Книги

Охотники за ФАУ

22
18
20
22
24
26
28
30

— Вам нравится «На западном фронте без перемен» Ремарка? — обратился Петрищев к Баженову.

— Нет, сейчас не нравится, а когда-то эта книга меня потрясла. Она заражает пацифизмом, страхом. Хочется спрятаться, а я не намерен вести себя на передовой, как дичь, за которой охотятся. Я сам охотник.

— Ну, а «Поединок» Куприна нравится?

— Отлично выписанные образы. Простите, товарищ полковник, а почему вы меня об этом спрашиваете?

— Как ваше имя, отчество?

— Юрий Николаевич.

— Вам, Юрий Николаевич, придется работать и со мной — над изданием оперативной военной литературы. Будем с вами содействовать обмену боевым опытом. Я ведь тоже охотник, вот мы и сочиняем новые «Записки охотника». Знаете что, приходите ко мне с Петром Ивановичем вечерком. Отпразднуем день моего рождения.

Баженов так оторопело посмотрел на Сысоева, что тот рассмеялся.

— Война — это наш быт, мой милый, — пояснил Петрищев, — и нарушать семейные традиции не в моих правилах, если нет чрезвычайных причин. Придете?

Баженов вопросительно посмотрел на Сысоева.

— Придет! — ответил за него Сысоев.

Поздно вечером за двумя составленными сосновыми столами, застеленными белоснежной скатертью, собралось семь офицеров.
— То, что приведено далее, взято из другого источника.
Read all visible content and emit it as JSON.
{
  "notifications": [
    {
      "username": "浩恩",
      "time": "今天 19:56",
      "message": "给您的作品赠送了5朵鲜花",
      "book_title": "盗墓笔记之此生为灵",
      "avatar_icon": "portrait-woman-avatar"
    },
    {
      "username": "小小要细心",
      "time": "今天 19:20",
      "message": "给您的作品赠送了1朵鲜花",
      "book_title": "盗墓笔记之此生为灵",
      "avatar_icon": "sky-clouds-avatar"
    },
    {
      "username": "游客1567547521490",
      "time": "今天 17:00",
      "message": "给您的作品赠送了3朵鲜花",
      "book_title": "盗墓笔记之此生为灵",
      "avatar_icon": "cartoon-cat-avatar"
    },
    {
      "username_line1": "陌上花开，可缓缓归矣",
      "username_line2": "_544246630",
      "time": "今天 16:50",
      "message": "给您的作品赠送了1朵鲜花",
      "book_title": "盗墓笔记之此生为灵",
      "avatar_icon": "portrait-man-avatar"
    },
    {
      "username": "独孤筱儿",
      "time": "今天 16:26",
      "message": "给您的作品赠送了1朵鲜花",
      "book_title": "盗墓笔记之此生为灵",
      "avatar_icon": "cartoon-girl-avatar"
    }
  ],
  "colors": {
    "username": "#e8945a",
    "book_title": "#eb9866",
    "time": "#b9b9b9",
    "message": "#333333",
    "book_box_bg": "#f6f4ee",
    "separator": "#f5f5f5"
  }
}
Стол, как показалось Юрию Баженову, был роскошно сервирован. Его не удивили ни вина в бутылках, добытые в военторге, ни фляги с водкой, ни консервы, ни колбаса, ни сыр, а удивили серебряные чарки-стаканчики, белоснежные салфетки возле приборов, продуманно расставленные тарелки, разложенные ножи и вилки и особенно — большущий пирог посредине. На нем рельефно выделялась сделанная из теста цифра.

Майор Андронидзе возглашал грузинские тосты и привычно кокетничал своей спортивной ловкостью. Баженову он предложил пари, что опрокинет его за семь секунд. Бороться не стали: Сысоев предупредил Баженова, чтобы он и не пробовал.

Толстый блондин Эггерт, немец по происхождению, оказался интереснейшим собеседником. Сейчас он был военным переводчиком в седьмом отделении, а до войны публиковались его переводы из Гёте и Шиллера. В штабе армии Эггерт сочинял листовки, предназначенные для гитлеровских войск.

Все было интересно: и колоритные рассказы Петрищева об офицерской бывальщине разных эпох, и тонкий юмор в его оценках офицеров штаба, и смелые споры на военные темы. Петршцев оказался ходячей энциклопедией. Он, например, продемонстрировал, как отдают честь во всех армиях мира. Баженова это навело на размышления.

Неискушенный в тонкостях строевой службы может подумать: а какая разница, приветствовать так или этак? Какая разница, каким движением отбивать направленный в тебя штык? Небось, сражающийся сам сообразит, как ему действовать. Нет, брат: весь секрет в том, что в сутолоке боя, грохоте взрывов, свисте осколков и пуль человек порой теряет самообладание. Где уж тут соображать, как сохранить себя как «боевую единицу», как лучше отбить удар и самому поразить врага! Легче всего, если боец научился действовать полуавтоматически, рефлекторно. А для этого и надо усвоить уставные положения, предписывающие предельную четкость исполнения. Эта привычка к четкости, даже во второстепенном, даже в приветствии, служит формированию военного человека, профессионала.

…Баженов захмелел. Он много смеялся и очень жалел, что забыл захватить записную книжку и карандаш. Богатый материал для очерков! А не запомнишь ведь…

Когда пирог был наполовину съеден, табачный дым уже щипал глаза, а майор Андронидзе под баян танцевал лезгинку, и все хлопали в ладоши и кричали «асса-асса», дверь отворилась, и вошел командарм.

— Товарищи офицеры! — радостно скомандовал Петрищев, и все встали.